The “Commitment” post went up at Laszewski’s site a few days ago. Today he posted “Mr. President: I like My Health Insurance and I Would Really Like to Keep It - Can You Help Me Out Here?”. He talks about the excellence of his current plan and reports receiving a letter telling him he cannot keep it “because my plan isn’t good enough under Obamacare rules.” The new plans he can buy have worse coverage than his current plan. And to cap it all off:

And, wait all you people telling me rate shock does not exist, it far more restricted plan costs 66% more than our current monthly premium. Mr. Rate Shock got rate shocked––and benefit shocked to boot.

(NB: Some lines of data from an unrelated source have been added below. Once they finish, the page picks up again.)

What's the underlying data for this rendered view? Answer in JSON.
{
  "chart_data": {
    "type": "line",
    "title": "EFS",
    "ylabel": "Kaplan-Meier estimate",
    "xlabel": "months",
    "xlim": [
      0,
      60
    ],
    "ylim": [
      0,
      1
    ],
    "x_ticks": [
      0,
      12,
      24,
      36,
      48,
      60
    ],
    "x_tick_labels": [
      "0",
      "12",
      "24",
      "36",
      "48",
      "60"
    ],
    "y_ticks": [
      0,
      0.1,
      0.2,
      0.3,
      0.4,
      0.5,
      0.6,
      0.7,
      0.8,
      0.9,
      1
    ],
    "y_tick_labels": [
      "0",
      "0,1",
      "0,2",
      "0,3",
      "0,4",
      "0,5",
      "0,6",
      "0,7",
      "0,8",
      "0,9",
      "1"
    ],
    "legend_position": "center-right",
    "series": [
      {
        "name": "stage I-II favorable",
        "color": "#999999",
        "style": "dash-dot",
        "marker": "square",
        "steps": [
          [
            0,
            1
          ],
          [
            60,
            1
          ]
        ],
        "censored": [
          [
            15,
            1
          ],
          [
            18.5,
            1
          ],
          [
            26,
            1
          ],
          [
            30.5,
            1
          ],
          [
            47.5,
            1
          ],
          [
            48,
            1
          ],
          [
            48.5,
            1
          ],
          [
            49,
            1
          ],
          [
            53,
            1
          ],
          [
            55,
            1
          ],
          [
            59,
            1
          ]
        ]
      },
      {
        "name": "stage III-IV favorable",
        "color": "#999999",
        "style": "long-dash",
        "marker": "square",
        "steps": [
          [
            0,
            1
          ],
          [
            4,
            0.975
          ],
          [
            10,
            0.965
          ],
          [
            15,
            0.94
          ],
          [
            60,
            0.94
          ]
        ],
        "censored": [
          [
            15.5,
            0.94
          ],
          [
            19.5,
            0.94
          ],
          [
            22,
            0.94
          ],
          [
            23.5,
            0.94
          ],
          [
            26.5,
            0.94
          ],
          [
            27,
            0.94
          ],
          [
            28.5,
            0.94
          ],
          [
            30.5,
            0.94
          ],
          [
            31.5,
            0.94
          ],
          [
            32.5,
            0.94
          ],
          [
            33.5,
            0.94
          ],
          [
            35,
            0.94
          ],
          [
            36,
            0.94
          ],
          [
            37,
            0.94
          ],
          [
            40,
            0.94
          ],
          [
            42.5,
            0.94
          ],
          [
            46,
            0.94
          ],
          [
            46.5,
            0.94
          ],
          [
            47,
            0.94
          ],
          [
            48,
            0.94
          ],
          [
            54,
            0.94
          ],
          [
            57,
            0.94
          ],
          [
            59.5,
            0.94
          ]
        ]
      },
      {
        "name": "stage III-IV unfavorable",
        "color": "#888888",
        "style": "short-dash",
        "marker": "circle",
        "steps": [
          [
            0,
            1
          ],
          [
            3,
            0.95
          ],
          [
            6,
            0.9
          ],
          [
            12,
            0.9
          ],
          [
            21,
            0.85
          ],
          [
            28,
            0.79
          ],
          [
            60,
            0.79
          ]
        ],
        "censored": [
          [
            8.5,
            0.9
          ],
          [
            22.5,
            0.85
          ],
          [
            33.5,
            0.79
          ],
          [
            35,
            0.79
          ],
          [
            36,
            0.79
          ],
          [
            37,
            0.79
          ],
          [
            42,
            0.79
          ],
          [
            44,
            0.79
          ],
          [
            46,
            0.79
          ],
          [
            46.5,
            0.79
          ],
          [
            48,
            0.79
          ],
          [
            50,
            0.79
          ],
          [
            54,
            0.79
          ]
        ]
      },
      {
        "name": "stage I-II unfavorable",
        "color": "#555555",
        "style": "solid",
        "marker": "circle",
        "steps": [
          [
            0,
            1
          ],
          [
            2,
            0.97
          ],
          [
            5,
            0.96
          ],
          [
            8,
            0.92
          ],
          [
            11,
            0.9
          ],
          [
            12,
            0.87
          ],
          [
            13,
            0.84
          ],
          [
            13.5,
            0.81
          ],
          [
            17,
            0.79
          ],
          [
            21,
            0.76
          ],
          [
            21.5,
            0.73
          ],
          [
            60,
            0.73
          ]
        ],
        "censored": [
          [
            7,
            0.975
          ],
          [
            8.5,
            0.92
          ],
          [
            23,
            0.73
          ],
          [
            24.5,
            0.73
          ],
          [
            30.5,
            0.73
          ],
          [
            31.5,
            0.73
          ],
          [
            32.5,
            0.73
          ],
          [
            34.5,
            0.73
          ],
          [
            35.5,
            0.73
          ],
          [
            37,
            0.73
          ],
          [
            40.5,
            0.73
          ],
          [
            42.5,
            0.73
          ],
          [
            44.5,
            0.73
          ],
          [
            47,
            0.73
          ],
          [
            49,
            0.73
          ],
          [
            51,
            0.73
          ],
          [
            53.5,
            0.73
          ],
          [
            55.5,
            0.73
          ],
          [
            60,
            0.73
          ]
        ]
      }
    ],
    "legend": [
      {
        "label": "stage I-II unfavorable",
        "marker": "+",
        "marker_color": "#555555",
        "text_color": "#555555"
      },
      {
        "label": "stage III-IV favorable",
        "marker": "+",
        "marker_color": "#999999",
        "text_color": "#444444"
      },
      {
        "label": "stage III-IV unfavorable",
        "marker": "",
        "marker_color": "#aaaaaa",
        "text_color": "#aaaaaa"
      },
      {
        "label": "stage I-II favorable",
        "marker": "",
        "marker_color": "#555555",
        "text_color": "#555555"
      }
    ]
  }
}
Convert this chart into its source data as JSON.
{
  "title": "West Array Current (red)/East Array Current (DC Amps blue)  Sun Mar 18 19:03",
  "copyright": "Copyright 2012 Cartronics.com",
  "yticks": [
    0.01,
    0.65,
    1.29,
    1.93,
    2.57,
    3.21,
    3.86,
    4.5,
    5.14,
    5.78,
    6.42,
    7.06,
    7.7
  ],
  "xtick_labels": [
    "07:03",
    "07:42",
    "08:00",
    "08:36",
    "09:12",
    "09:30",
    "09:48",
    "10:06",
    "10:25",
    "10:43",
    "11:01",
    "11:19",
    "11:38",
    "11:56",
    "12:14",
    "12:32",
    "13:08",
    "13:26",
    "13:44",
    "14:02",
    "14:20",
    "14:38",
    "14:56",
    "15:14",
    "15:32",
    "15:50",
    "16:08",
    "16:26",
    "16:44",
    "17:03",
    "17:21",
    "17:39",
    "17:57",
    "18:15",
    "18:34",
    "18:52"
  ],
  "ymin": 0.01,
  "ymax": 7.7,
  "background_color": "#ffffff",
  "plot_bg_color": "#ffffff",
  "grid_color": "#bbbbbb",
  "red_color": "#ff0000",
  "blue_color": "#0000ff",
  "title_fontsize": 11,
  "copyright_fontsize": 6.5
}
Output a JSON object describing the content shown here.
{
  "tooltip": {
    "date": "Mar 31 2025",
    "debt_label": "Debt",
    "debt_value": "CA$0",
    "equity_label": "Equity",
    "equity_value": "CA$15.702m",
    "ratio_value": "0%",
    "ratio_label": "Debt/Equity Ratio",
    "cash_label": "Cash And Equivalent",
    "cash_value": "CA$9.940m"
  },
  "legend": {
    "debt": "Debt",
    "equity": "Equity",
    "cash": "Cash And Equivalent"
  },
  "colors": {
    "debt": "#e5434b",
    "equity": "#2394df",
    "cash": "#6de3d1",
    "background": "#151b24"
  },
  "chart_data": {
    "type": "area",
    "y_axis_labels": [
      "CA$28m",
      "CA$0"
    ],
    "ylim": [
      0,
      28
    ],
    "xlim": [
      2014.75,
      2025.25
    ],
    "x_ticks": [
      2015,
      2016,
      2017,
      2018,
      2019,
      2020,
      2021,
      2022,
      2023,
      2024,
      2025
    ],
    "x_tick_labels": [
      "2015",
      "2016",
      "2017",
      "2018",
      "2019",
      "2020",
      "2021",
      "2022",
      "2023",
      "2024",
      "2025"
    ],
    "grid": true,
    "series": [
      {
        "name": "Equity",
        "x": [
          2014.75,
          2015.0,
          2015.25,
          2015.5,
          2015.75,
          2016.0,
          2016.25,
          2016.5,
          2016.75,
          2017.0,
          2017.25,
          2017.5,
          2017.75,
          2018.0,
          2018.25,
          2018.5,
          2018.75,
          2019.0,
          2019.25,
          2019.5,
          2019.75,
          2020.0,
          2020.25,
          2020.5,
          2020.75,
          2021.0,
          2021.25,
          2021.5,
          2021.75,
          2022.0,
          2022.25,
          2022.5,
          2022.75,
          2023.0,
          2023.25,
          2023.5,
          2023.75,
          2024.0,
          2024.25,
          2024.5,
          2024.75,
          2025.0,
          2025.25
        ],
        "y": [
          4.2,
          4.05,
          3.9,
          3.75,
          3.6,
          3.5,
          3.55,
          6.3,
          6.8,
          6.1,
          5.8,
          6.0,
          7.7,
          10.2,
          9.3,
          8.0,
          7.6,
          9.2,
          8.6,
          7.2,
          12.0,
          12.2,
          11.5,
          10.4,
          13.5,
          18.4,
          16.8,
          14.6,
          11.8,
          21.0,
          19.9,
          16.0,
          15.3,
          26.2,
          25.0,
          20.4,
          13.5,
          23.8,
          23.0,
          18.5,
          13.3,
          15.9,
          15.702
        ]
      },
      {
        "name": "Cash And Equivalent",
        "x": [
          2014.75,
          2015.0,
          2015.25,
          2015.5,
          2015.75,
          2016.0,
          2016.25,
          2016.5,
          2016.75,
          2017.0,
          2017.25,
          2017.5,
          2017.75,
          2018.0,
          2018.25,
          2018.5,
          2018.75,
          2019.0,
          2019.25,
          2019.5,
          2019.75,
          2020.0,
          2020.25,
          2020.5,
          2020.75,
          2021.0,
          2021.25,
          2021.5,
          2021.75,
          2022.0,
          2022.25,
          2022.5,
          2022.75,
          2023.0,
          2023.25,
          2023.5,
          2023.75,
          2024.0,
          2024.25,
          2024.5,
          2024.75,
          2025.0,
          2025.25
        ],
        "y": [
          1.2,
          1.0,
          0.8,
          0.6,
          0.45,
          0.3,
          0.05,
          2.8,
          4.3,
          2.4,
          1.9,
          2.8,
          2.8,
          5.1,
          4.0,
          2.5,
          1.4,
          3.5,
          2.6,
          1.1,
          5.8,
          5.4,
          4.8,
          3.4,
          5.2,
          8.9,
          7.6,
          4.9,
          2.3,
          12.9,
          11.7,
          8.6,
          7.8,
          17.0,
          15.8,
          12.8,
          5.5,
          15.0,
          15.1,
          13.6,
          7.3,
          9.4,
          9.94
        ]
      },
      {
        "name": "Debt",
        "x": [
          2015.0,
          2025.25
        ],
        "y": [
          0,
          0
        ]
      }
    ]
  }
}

Odd. This seems not to back up the claim that all of us who are losing our current insurance have sub-standard crap or the claim that if we are going to have to pay more it’s worth it because we’ll be getting more.*

Laszewski has also done a couple of interviews with Ezra Klein. In one of them, dated October 23, he makes this point:

But they have to get the backroom fixed before they open the front door. If they open the front door before that back room is fixed, you’ll have a catastrophe. People are going to be signing up and seeing their banks accounts debited multiple times, or their insurance won’t come through. The White House is meeting with insurance industry executives today, and I can tell you what they’re talking about. They say you need to get this fixed, because you’re setting us up for a real fall with our customers. They’re not going to blame Kathleen Sebelius if they walk into their doctor’s office and the doctor doesn’t know who they are. They’ll blame the insurance company. And I’m sure what the insurers are telling the White House today is we will not let you put us in that position.

I suspect the White House doesn’t care what the insurers are saying. I’ve always believed that one of the worst features of ObamaCare and yet one that has great benefit for its supporters is the involvement of the insurance companies. Large corporations, especially large insurance corporations, make great scapegoats.



* I want to say, for the record, that even if both these claims were true they would still not be valid arguments for making me buy what someone else thinks I should. I get to decide what is and is not sub-standard for me. I get to buy sub-standard crap if I really want to. I get to decide I’m willing to live with less rather than paying more. I get to go without if nothing I can buy suits me. My money, my health, my decision.